We are living in the most dangerous times to be a Christian but there is much Australians can do to help, says the new head of Aid to the Church in Need.

“Christian persecution is very much alive and more Christians died for their faith in the last century than in the previous 19 centuries of Christian history combined,” says Merrylands father of three, Bernard Toutounji.

“The work of ACN – in building and rebuilding churches, in assisting poor seminarians and religious, and in collecting Mass offerings which support tens of thousands of priests – is more vital than ever.”

Bernard took over the reins in January from Phillip Collignon who is retiring after 27 years of guiding the Australian arm of the organisation which, among other things, supports 45,000 priests in poor or persecuted Christian communities around the globe.
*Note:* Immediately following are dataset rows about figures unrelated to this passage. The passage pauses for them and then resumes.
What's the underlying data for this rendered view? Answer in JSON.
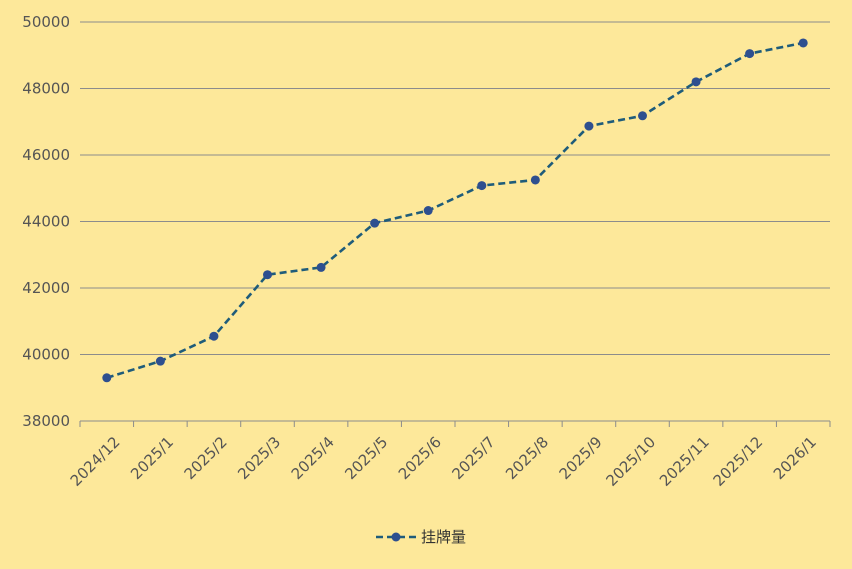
{
  "chart_data": {
    "type": "line",
    "categories": [
      "2024/12",
      "2025/1",
      "2025/2",
      "2025/3",
      "2025/4",
      "2025/5",
      "2025/6",
      "2025/7",
      "2025/8",
      "2025/9",
      "2025/10",
      "2025/11",
      "2025/12",
      "2026/1"
    ],
    "series": [
      {
        "name": "挂牌量",
        "values": [
          39300,
          39800,
          40550,
          42400,
          42620,
          43950,
          44330,
          45080,
          45250,
          46870,
          47180,
          48200,
          49050,
          49370
        ],
        "color": "#1f5c7a",
        "marker_color": "#2e4f8f"
      }
    ],
    "title": "",
    "xlabel": "",
    "ylabel": "",
    "ylim": [
      38000,
      50000
    ],
    "yticks": [
      38000,
      40000,
      42000,
      44000,
      46000,
      48000,
      50000
    ],
    "grid": true,
    "legend_position": "bottom"
  },
  "colors": {
    "background": "#fde89a",
    "grid": "#8c8c8c"
  }
}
He brings to the role a background in theology and business and a decade of experience in ministry for the Archdiocese of Sydney in the areas of marriage and family, vocations, and social sciences, including four as the director of Catholic Youth Services.
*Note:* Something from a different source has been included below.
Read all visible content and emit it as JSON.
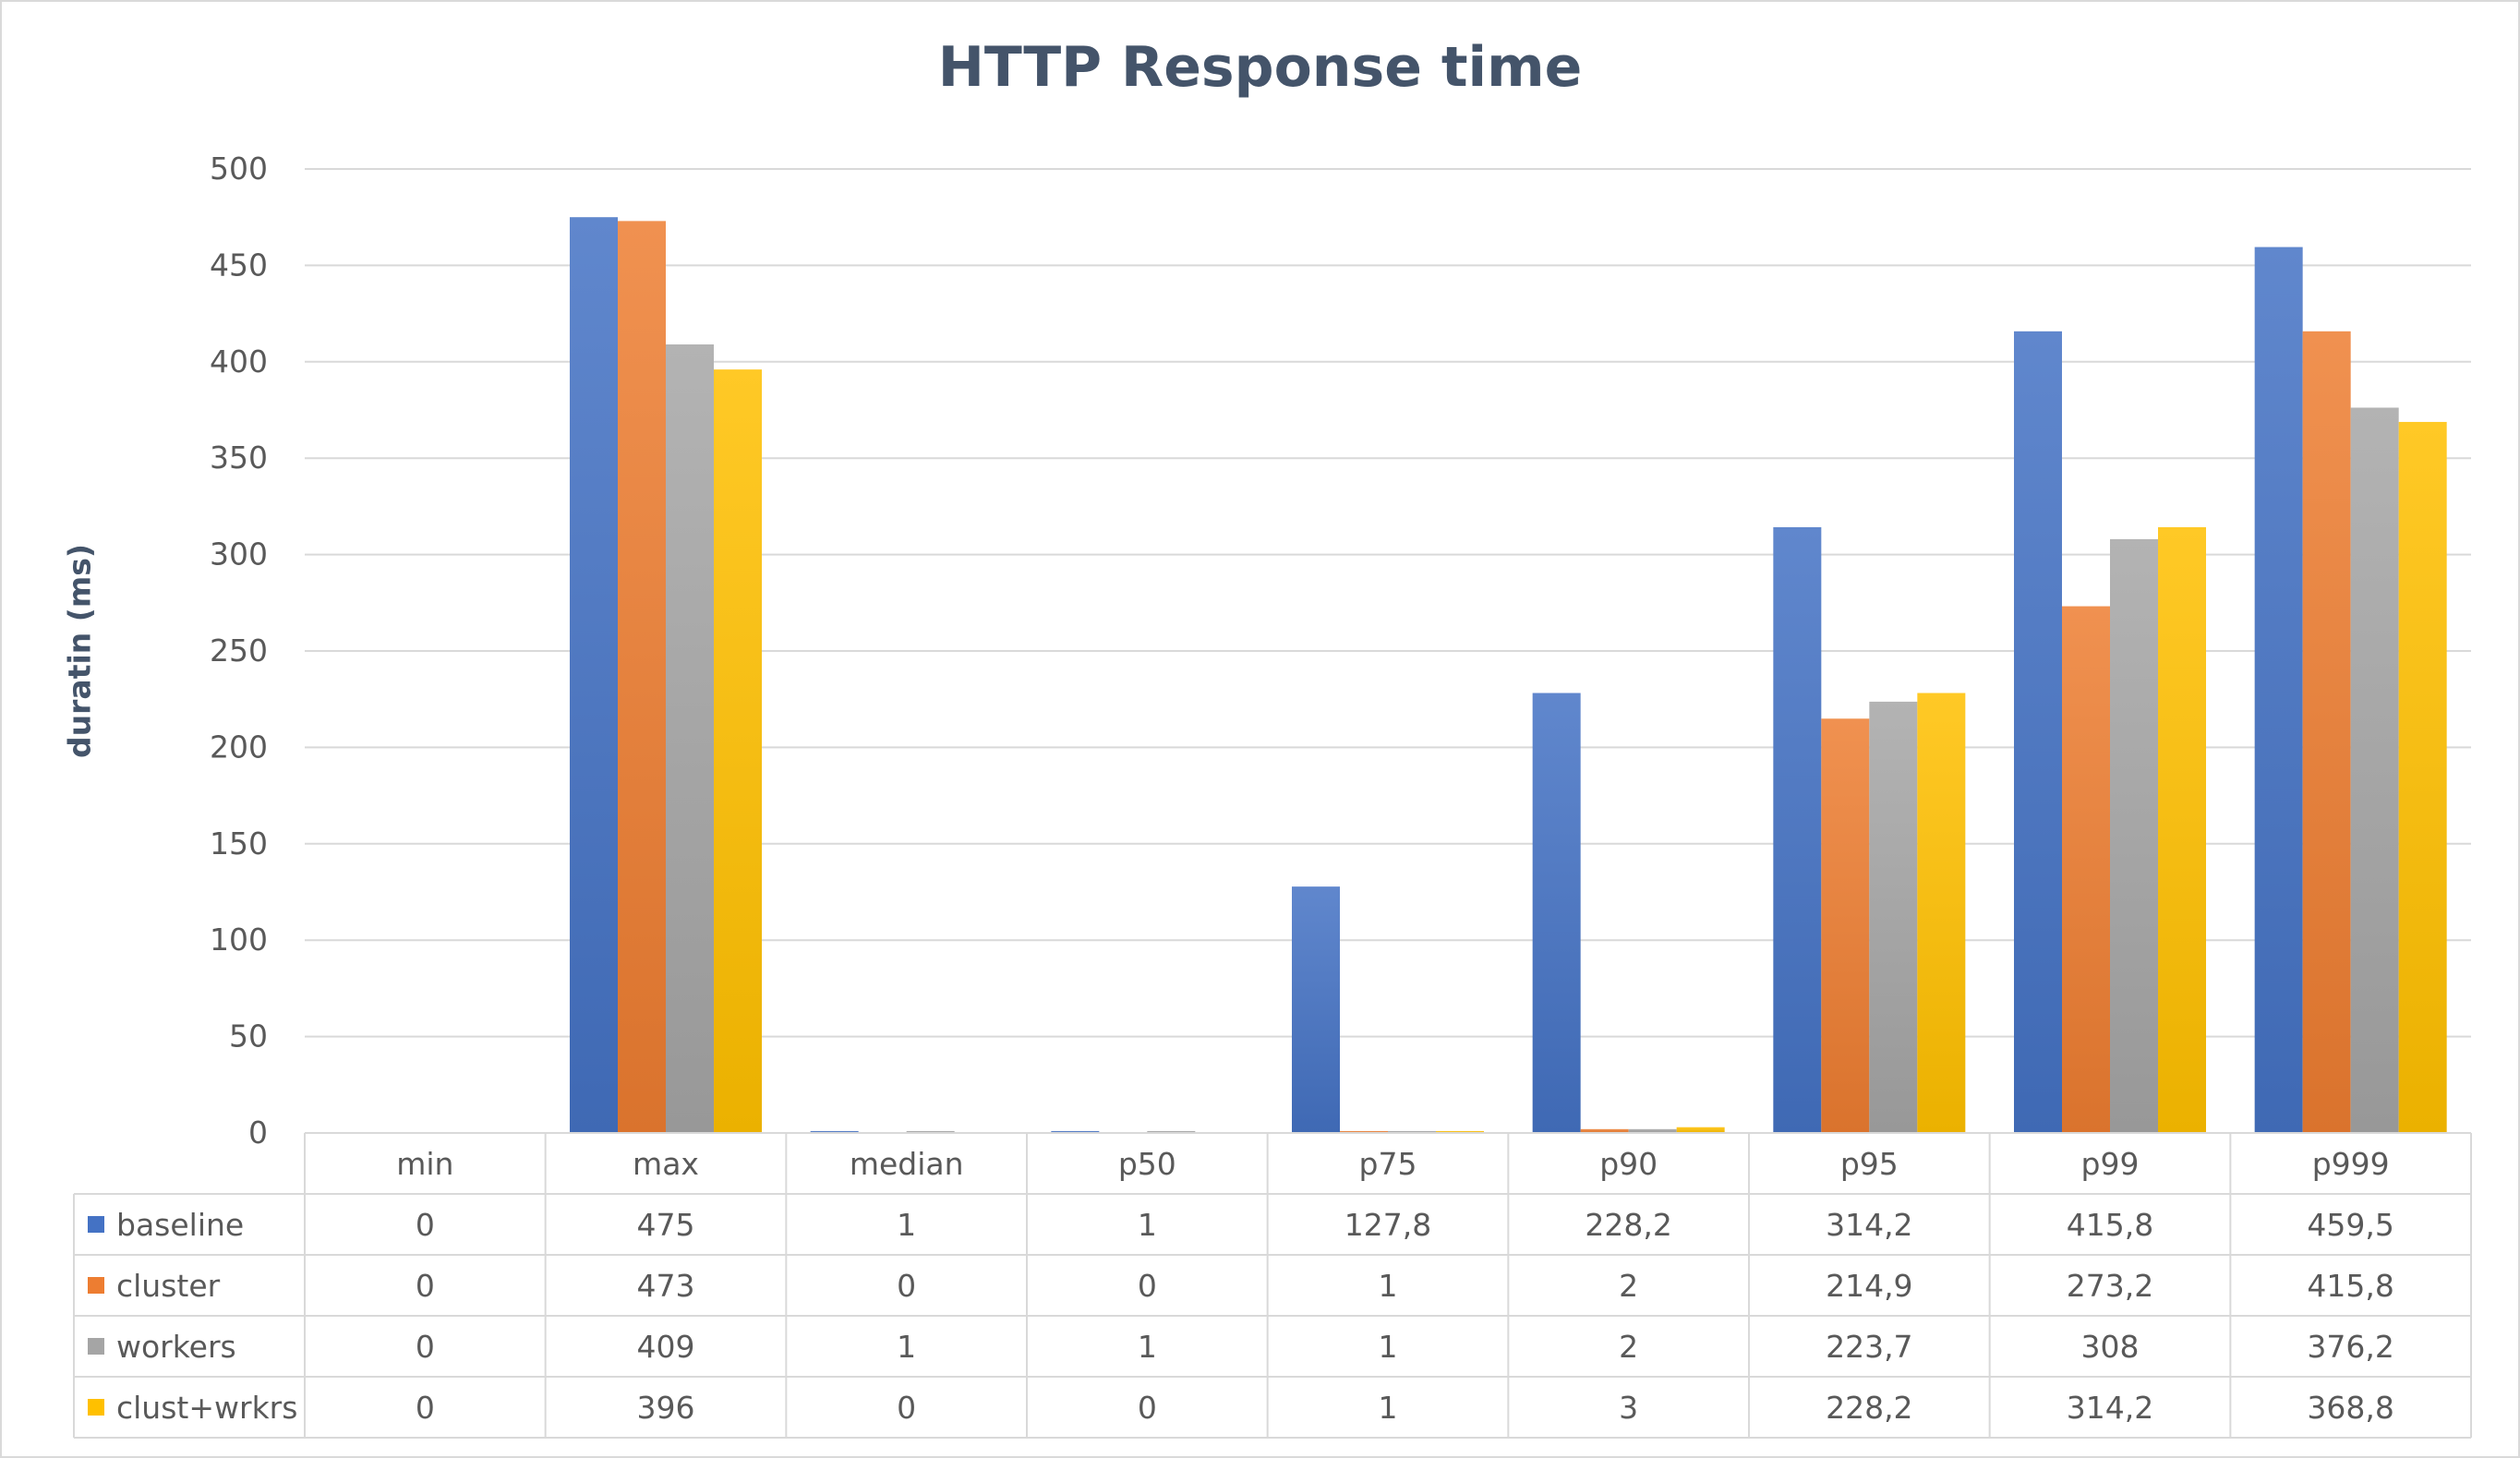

Bernard has also taught at university level and written and spoken on faith and ethics in Australia and overseas.

“Bernard has a real love for the charity and he and his family have supported it for many years,” says Phillip. “He will take Aid to the Church in Need forward in a different direction but with a real love for its supporters and its work for the suffering and persecuted Church.”

Bernard told The Catholic Weekly that it is a “very humbling honour and a great privilege to be part of a work which engages people in the evangelising mission of the Church in a very deep way”.
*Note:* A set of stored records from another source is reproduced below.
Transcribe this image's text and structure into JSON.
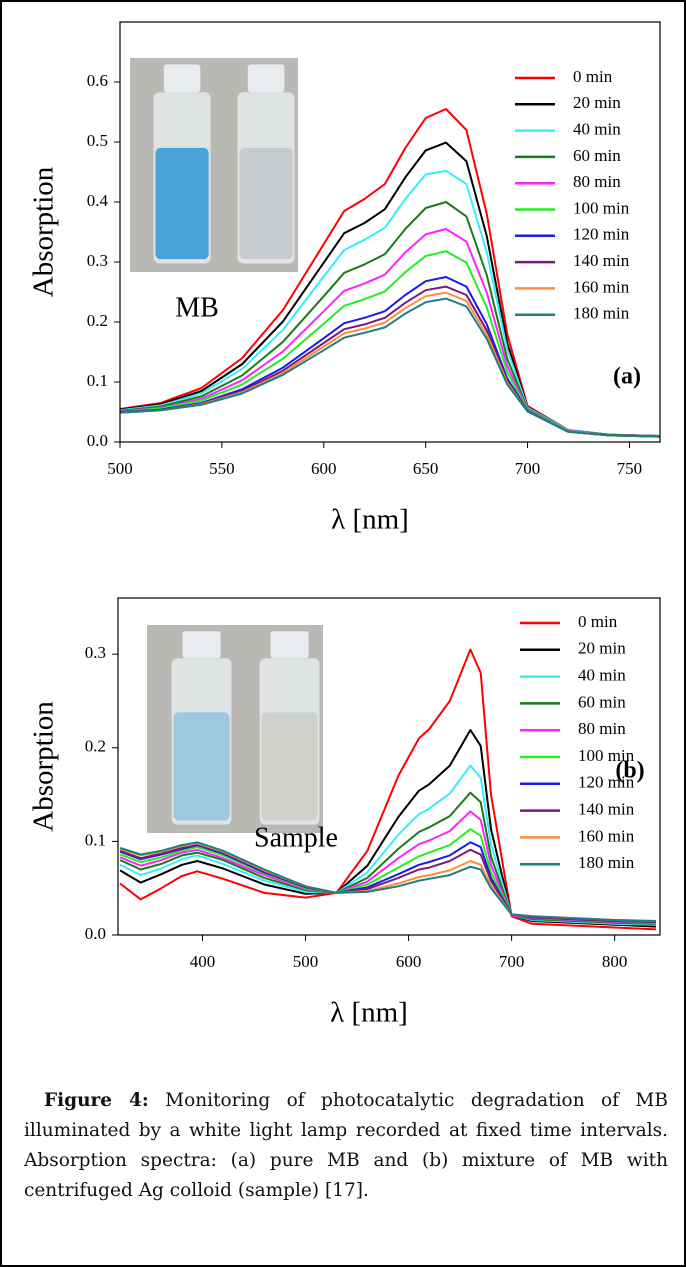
{
  "chart_data": [
    {
      "type": "line",
      "xlabel": "λ [nm]",
      "ylabel": "Absorption",
      "panel_label": "(a)",
      "inset_label": "MB",
      "x": [
        500,
        520,
        540,
        560,
        580,
        600,
        610,
        620,
        630,
        640,
        650,
        660,
        670,
        680,
        690,
        700,
        720,
        740,
        765
      ],
      "xlim": [
        500,
        765
      ],
      "xticks": [
        500,
        550,
        600,
        650,
        700,
        750
      ],
      "ylim": [
        0,
        0.7
      ],
      "yticks": [
        {
          "value": 0,
          "label": "0.0"
        },
        0.1,
        0.2,
        0.3,
        0.4,
        0.5,
        0.6
      ],
      "grid": false,
      "legend": "upper right",
      "series": [
        {
          "name": "0 min",
          "color": "#ff0000",
          "values": [
            0.055,
            0.065,
            0.09,
            0.14,
            0.22,
            0.33,
            0.385,
            0.405,
            0.43,
            0.49,
            0.54,
            0.555,
            0.52,
            0.38,
            0.18,
            0.06,
            0.02,
            0.012,
            0.01
          ]
        },
        {
          "name": "20 min",
          "color": "#000000",
          "values": [
            0.054,
            0.063,
            0.085,
            0.13,
            0.201,
            0.299,
            0.348,
            0.365,
            0.388,
            0.441,
            0.486,
            0.499,
            0.468,
            0.343,
            0.165,
            0.058,
            0.02,
            0.012,
            0.01
          ]
        },
        {
          "name": "40 min",
          "color": "#33eeff",
          "values": [
            0.053,
            0.061,
            0.081,
            0.122,
            0.187,
            0.276,
            0.32,
            0.337,
            0.357,
            0.405,
            0.446,
            0.452,
            0.43,
            0.316,
            0.154,
            0.057,
            0.02,
            0.012,
            0.01
          ]
        },
        {
          "name": "60 min",
          "color": "#1a7a1a",
          "values": [
            0.052,
            0.059,
            0.076,
            0.111,
            0.167,
            0.243,
            0.282,
            0.296,
            0.313,
            0.355,
            0.39,
            0.4,
            0.376,
            0.278,
            0.139,
            0.055,
            0.019,
            0.012,
            0.01
          ]
        },
        {
          "name": "80 min",
          "color": "#ff22ff",
          "values": [
            0.051,
            0.057,
            0.072,
            0.103,
            0.151,
            0.218,
            0.252,
            0.264,
            0.279,
            0.316,
            0.346,
            0.355,
            0.334,
            0.249,
            0.127,
            0.054,
            0.019,
            0.011,
            0.01
          ]
        },
        {
          "name": "100 min",
          "color": "#22ee22",
          "values": [
            0.05,
            0.056,
            0.069,
            0.096,
            0.139,
            0.197,
            0.227,
            0.238,
            0.251,
            0.283,
            0.31,
            0.318,
            0.299,
            0.224,
            0.117,
            0.053,
            0.018,
            0.011,
            0.009
          ]
        },
        {
          "name": "120 min",
          "color": "#1a1aee",
          "values": [
            0.05,
            0.054,
            0.065,
            0.088,
            0.124,
            0.173,
            0.198,
            0.207,
            0.218,
            0.245,
            0.268,
            0.275,
            0.259,
            0.196,
            0.106,
            0.052,
            0.017,
            0.011,
            0.009
          ]
        },
        {
          "name": "140 min",
          "color": "#7a1a7a",
          "values": [
            0.049,
            0.053,
            0.064,
            0.085,
            0.119,
            0.165,
            0.188,
            0.196,
            0.207,
            0.232,
            0.253,
            0.259,
            0.245,
            0.186,
            0.102,
            0.051,
            0.017,
            0.011,
            0.009
          ]
        },
        {
          "name": "160 min",
          "color": "#ff8c40",
          "values": [
            0.049,
            0.053,
            0.063,
            0.083,
            0.115,
            0.159,
            0.181,
            0.189,
            0.199,
            0.223,
            0.243,
            0.249,
            0.235,
            0.179,
            0.099,
            0.051,
            0.017,
            0.011,
            0.009
          ]
        },
        {
          "name": "180 min",
          "color": "#1a8080",
          "values": [
            0.049,
            0.053,
            0.062,
            0.081,
            0.112,
            0.153,
            0.174,
            0.182,
            0.191,
            0.214,
            0.233,
            0.239,
            0.226,
            0.172,
            0.096,
            0.051,
            0.017,
            0.011,
            0.009
          ]
        }
      ]
    },
    {
      "type": "line",
      "xlabel": "λ [nm]",
      "ylabel": "Absorption",
      "panel_label": "(b)",
      "inset_label": "Sample",
      "x": [
        320,
        340,
        360,
        380,
        395,
        420,
        460,
        500,
        530,
        560,
        590,
        610,
        620,
        640,
        660,
        670,
        680,
        700,
        720,
        800,
        840
      ],
      "xlim": [
        318,
        844
      ],
      "xticks": [
        400,
        500,
        600,
        700,
        800
      ],
      "ylim": [
        0,
        0.36
      ],
      "yticks": [
        {
          "value": 0,
          "label": "0.0"
        },
        0.1,
        0.2,
        0.3
      ],
      "grid": false,
      "legend": "upper right",
      "series": [
        {
          "name": "0 min",
          "color": "#ff0000",
          "values": [
            0.055,
            0.038,
            0.05,
            0.063,
            0.068,
            0.06,
            0.045,
            0.04,
            0.045,
            0.09,
            0.17,
            0.21,
            0.22,
            0.25,
            0.305,
            0.28,
            0.15,
            0.02,
            0.012,
            0.008,
            0.006
          ]
        },
        {
          "name": "20 min",
          "color": "#000000",
          "values": [
            0.069,
            0.056,
            0.065,
            0.075,
            0.079,
            0.071,
            0.054,
            0.044,
            0.045,
            0.074,
            0.126,
            0.154,
            0.161,
            0.181,
            0.219,
            0.202,
            0.113,
            0.021,
            0.015,
            0.011,
            0.009
          ]
        },
        {
          "name": "40 min",
          "color": "#33eeff",
          "values": [
            0.075,
            0.064,
            0.071,
            0.081,
            0.085,
            0.076,
            0.058,
            0.046,
            0.045,
            0.067,
            0.107,
            0.129,
            0.135,
            0.151,
            0.181,
            0.168,
            0.097,
            0.021,
            0.016,
            0.012,
            0.011
          ]
        },
        {
          "name": "60 min",
          "color": "#1a7a1a",
          "values": [
            0.08,
            0.07,
            0.076,
            0.085,
            0.088,
            0.08,
            0.061,
            0.048,
            0.045,
            0.061,
            0.092,
            0.11,
            0.115,
            0.127,
            0.152,
            0.142,
            0.084,
            0.021,
            0.017,
            0.013,
            0.012
          ]
        },
        {
          "name": "80 min",
          "color": "#ff22ff",
          "values": [
            0.083,
            0.074,
            0.08,
            0.088,
            0.091,
            0.082,
            0.064,
            0.049,
            0.045,
            0.057,
            0.082,
            0.097,
            0.101,
            0.111,
            0.132,
            0.123,
            0.075,
            0.021,
            0.018,
            0.014,
            0.013
          ]
        },
        {
          "name": "100 min",
          "color": "#22ee22",
          "values": [
            0.086,
            0.078,
            0.083,
            0.09,
            0.094,
            0.085,
            0.066,
            0.05,
            0.045,
            0.054,
            0.072,
            0.084,
            0.088,
            0.096,
            0.113,
            0.106,
            0.067,
            0.022,
            0.019,
            0.015,
            0.013
          ]
        },
        {
          "name": "120 min",
          "color": "#1a1aee",
          "values": [
            0.089,
            0.081,
            0.086,
            0.092,
            0.096,
            0.087,
            0.067,
            0.051,
            0.045,
            0.051,
            0.065,
            0.075,
            0.078,
            0.085,
            0.099,
            0.094,
            0.061,
            0.022,
            0.019,
            0.015,
            0.014
          ]
        },
        {
          "name": "140 min",
          "color": "#7a1a7a",
          "values": [
            0.09,
            0.082,
            0.087,
            0.093,
            0.097,
            0.088,
            0.068,
            0.051,
            0.045,
            0.049,
            0.061,
            0.07,
            0.072,
            0.079,
            0.091,
            0.086,
            0.058,
            0.022,
            0.019,
            0.015,
            0.014
          ]
        },
        {
          "name": "160 min",
          "color": "#ff8c40",
          "values": [
            0.092,
            0.085,
            0.089,
            0.095,
            0.098,
            0.089,
            0.069,
            0.052,
            0.045,
            0.047,
            0.055,
            0.062,
            0.064,
            0.069,
            0.079,
            0.075,
            0.053,
            0.022,
            0.02,
            0.016,
            0.015
          ]
        },
        {
          "name": "180 min",
          "color": "#1a8080",
          "values": [
            0.093,
            0.086,
            0.09,
            0.096,
            0.099,
            0.09,
            0.07,
            0.052,
            0.045,
            0.046,
            0.052,
            0.058,
            0.06,
            0.064,
            0.073,
            0.07,
            0.05,
            0.022,
            0.02,
            0.016,
            0.015
          ]
        }
      ]
    }
  ],
  "caption": {
    "label": "Figure 4:",
    "text": "Monitoring of photocatalytic degradation of MB illuminated by a white light lamp recorded at fixed time intervals. Absorption spectra: (a) pure MB and (b) mixture of MB with centrifuged Ag colloid (sample) [17]."
  }
}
“Our donors are extremely loyal. For them it is so much more than simply giving money to a good cause.” A major priority for his first year is to raise greater awareness of ACN as the only international Catholic organisation which focuses on the pastoral and spiritual support of struggling Christian communities.

He and his wife Jane, who have two young daughters and a third child due in April, have been supporters “in our own little way for a long time” but it is still relatively unknown.

“There is a huge opportunity to get the message out to Catholics in the 2500 parishes across the country who are not familiar with ACN and its work.”
Bernard serves as a sub-deacon in the Melkite church and also hopes to gain the support of eastern churches.

“The Syrian people are among the world’s most persecuted Christians and these are the relatives of the Maronites, Melkites, Chaldeans and other Orthodox communities established in Australia,” he said.